Exploring the effects of drought and salt stress on physiology, leaf reflectance, and growth dynamics of Brassica carinata

Drought and salt stress are two major abiotic factors that limit crop productivity worldwide. However, our understanding of the physiological mechanisms and growth responses that enable plant tolerance to these stressors is limited, hindering improvements in carinata (Brassica carinata A. Braun) production. To enhance our understanding of the physiological mechanisms governing stress adaptation in carinata, we evaluated 14 genotypes under early-season drought and salt stress conditions. We analyzed physiological, biomass, and reflectance traits three weeks after the onset of these stress conditions. Drought and salt stress resulted in significant declines of 76 % and 35 % in stomatal conductance, which were correlated with elevated canopy temperatures.
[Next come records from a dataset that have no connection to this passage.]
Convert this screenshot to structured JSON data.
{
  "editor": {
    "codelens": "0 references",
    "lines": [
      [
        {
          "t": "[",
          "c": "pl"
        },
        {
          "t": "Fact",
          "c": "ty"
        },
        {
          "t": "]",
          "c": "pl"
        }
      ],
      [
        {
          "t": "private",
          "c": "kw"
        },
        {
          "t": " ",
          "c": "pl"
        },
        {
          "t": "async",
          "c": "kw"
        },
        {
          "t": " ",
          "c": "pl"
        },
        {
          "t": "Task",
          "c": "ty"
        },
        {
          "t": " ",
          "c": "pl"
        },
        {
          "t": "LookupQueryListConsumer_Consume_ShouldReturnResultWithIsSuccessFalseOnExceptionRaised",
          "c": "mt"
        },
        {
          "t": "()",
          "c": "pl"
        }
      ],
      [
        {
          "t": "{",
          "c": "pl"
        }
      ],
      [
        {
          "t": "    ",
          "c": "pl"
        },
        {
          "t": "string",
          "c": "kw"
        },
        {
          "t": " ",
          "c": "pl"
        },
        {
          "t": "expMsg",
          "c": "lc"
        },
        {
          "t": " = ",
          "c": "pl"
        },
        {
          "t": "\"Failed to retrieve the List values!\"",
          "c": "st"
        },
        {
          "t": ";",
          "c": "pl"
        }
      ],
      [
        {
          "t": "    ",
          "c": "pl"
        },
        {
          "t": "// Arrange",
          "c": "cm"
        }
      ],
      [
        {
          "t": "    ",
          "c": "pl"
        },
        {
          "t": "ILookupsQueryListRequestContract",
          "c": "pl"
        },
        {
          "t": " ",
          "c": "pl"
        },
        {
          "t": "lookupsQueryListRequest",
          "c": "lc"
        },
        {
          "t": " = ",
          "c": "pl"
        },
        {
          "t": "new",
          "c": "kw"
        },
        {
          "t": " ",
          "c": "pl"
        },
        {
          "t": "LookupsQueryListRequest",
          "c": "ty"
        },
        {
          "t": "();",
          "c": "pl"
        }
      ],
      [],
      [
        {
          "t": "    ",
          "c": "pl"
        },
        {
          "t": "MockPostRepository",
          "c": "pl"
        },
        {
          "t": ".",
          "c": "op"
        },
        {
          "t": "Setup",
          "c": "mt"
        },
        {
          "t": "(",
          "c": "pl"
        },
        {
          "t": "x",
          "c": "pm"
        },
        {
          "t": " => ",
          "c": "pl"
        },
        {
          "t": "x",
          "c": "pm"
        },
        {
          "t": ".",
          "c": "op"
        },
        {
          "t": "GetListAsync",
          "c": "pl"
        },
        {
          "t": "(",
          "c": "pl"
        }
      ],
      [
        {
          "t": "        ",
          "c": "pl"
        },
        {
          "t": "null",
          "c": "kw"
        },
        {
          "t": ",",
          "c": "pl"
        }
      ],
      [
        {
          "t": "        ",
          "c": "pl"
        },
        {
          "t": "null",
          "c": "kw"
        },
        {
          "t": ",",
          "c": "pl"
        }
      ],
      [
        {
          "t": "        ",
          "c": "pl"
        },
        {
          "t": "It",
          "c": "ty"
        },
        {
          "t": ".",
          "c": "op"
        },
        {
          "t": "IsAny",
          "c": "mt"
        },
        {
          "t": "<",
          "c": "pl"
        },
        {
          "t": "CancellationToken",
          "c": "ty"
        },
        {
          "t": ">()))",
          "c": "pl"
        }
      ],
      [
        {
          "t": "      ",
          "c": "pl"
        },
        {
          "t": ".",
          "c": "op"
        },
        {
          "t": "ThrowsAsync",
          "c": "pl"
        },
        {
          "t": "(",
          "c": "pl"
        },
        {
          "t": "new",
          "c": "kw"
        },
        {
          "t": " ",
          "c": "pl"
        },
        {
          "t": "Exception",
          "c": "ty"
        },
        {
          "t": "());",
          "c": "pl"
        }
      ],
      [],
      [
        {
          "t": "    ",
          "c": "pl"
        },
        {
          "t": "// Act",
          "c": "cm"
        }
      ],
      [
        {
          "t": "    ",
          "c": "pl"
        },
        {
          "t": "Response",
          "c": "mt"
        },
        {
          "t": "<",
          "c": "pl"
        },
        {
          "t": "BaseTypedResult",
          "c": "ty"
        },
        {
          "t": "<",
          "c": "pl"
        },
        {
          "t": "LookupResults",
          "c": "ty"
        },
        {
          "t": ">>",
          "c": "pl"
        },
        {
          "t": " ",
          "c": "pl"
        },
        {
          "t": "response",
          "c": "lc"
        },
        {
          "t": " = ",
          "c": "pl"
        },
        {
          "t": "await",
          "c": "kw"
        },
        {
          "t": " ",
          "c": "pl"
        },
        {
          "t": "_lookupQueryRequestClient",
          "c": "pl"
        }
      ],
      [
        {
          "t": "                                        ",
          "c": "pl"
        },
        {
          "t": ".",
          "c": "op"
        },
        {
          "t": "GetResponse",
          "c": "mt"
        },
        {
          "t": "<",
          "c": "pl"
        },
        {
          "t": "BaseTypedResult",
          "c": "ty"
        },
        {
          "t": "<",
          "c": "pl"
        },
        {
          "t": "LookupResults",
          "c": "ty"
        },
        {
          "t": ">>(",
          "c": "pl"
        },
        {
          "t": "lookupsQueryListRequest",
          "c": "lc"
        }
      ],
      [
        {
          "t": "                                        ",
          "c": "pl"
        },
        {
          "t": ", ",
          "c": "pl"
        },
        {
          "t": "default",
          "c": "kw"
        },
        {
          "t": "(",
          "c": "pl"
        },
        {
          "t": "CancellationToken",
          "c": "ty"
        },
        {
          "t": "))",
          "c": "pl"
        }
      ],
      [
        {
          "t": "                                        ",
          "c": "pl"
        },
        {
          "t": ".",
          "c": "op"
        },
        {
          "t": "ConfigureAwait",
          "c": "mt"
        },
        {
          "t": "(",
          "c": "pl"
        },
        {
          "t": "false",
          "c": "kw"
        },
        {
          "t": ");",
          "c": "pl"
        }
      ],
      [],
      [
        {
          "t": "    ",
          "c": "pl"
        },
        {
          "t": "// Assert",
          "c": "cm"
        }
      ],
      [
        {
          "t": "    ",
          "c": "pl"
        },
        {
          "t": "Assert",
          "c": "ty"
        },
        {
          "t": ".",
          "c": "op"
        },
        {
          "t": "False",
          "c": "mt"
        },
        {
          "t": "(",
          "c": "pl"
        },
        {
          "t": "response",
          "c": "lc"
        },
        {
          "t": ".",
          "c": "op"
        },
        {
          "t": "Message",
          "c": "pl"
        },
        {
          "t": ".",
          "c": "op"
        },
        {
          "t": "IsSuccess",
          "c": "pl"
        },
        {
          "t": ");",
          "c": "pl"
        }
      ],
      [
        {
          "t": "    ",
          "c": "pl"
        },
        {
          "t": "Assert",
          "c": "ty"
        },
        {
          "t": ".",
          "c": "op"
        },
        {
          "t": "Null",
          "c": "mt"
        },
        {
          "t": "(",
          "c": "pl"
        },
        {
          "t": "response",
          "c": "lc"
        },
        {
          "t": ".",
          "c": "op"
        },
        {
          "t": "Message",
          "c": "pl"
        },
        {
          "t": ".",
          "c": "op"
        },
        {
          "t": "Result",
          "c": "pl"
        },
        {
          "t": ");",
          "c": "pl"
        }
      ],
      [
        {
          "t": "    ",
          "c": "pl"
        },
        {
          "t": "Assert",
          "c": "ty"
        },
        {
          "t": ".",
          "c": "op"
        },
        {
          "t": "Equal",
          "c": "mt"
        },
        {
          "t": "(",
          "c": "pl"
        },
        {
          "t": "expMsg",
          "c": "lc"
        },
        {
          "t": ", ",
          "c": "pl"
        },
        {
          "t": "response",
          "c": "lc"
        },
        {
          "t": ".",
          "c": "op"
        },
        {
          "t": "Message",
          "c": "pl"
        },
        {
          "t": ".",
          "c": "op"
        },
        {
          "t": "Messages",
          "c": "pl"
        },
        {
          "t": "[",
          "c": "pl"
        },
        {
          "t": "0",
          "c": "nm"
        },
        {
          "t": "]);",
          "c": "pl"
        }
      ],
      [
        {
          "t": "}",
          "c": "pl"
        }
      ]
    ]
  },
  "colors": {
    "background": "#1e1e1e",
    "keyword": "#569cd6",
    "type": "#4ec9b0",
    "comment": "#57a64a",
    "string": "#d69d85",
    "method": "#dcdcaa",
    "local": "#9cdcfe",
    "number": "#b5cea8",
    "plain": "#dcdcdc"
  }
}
Biomass production was severely affected, with total biomass decreasing by 73 % under drought conditions and 38 % under salinity conditions. Spectral reflectance-derived vegetation indices revealed shifts in canopy greenness, with indices such as the Wide Dynamic Range Vegetation Index showing a 67 % decline under drought and a 49 % decline under salt stress, respectively. Principal component analysis showed that these spectral indicators clustered with physiological traits, highlighting their potential as non-destructive tools for monitoring stress responses. Genotypic responses varied; AX19028 conserved water by reducing growth, whereas AX19026 maintained growth through water-conserving strategies. Stress response indices revealed that traits relating to physiological responses were associated with drought tolerance (R² = 0.66) and salt tolerance (R² = 0.85) followed by biomass and growth-related traits. This research addresses knowledge gaps regarding carinata's physiological responses to drought and salt stress and provides a framework for selecting genotypes with optimized resource allocation strategies under stress.